What can business coaching learn from football coaching?


By Dr Des Rice, Business Coach at Creating Collaborative Organisations

If as business leaders and managers we fail to coach our team members to be the best they can be, we are likely to suffer the same fate as the England football team at the Euro 2016 finals – failure.

Many of the pundit postmortems suggested the England’s top players had not been coached with the skills and behaviours needed to succeed in the modern game.

Poor Joe Hart was held up as an example of this. Hart, a great player, simply was said not to have been coached with the relevant skills and behaviours required to make him truly excellent.

Modern goalkeepers must not only save goals, but act as the first line of attack, distributing the ball accurately and with vision. Apparently Hart’s passing accuracy was just 50% compared with an average of 80%. When asked about this, Hart stated that his training and coaching had always been about saving goals. Little or no emphasis had been put on being able to pass accurately with both feet.

This often happens in business. Some great team members lack certain learnable skills and behaviours that could make them excellent. Out of inappropriate politeness an individual’s shortcomings may go unaddressed and they are often unaware of their shortcomings.
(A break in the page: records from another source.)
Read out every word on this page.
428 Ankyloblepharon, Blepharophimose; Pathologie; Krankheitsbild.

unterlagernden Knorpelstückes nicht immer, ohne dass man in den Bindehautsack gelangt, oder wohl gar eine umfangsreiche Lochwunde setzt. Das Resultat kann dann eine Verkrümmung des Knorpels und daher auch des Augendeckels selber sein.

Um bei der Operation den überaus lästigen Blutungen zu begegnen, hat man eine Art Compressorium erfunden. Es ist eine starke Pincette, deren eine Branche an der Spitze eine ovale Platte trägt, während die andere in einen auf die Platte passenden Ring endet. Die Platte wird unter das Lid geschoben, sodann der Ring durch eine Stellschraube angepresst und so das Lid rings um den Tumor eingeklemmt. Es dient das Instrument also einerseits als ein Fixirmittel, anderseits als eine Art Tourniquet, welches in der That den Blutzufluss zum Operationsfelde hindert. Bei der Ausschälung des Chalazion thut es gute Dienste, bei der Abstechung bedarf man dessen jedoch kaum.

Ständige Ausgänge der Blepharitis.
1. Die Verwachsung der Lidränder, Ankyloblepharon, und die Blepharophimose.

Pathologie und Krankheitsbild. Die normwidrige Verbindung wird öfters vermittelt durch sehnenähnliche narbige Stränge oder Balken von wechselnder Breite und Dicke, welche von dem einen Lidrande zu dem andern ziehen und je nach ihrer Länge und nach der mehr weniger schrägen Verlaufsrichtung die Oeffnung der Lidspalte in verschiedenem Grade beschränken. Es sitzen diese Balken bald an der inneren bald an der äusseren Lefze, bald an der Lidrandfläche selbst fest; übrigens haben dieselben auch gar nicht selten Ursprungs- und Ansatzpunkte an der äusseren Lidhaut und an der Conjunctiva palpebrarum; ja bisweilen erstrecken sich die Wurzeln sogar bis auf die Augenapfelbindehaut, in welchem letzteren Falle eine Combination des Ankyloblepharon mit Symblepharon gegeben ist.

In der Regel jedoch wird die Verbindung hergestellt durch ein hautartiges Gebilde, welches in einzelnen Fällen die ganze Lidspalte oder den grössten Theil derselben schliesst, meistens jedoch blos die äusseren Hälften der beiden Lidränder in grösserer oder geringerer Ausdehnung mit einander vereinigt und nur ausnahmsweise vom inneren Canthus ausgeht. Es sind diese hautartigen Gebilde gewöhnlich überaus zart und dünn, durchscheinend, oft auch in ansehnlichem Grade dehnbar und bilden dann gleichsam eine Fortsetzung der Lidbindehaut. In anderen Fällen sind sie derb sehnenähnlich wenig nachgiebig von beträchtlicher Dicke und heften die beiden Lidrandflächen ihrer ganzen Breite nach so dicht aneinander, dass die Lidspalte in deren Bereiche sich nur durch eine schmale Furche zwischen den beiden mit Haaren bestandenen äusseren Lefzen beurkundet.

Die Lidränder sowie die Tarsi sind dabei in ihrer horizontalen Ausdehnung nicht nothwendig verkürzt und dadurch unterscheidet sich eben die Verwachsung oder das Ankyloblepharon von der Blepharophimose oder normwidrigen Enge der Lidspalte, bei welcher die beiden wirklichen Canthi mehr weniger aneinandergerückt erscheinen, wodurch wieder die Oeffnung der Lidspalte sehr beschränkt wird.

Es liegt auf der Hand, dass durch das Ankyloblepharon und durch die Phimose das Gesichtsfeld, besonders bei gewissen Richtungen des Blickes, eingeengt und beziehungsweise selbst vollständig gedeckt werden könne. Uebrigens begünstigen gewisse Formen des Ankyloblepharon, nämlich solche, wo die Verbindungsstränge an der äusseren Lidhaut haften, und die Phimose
So, like Joe Hart, they keep on using and practising their existing skills, doing what they have always done, hoping for a different, even better outcome. This is a recipe for failure.

football-image-2For example, at CCO, we see great salesmen, promoted to sales-managers who keep on selling and/or managing non-key accounts because they are good at it – even when this isn’t the best use of their time.

The hidden reason can be that they have not been taught how to delegate effectively, or how to hold their team to account, or how to manage their time. And because shortcomings are not identified, discussed nor dealt with, the team suffers and the business is not as successful as it could be. This can result in a culture of frustration, blame and gossip. That makes failure more likely, something to which Joe Hart and the England team can attest.

It is invaluable for business leaders to create a system whereby skills and behaviour deficits in their key players and teams can be identified. Where that system exists within a culture of open, honest and constructive communication great things can happen. Managers can instigate coaching and training programmes to fill the skills gap. In the case of the sales manager, he could be coached to delegate, assertively hold his team to account and manage his time better.

This type of coaching improves personal performance, teamwork, efficiency and profitability.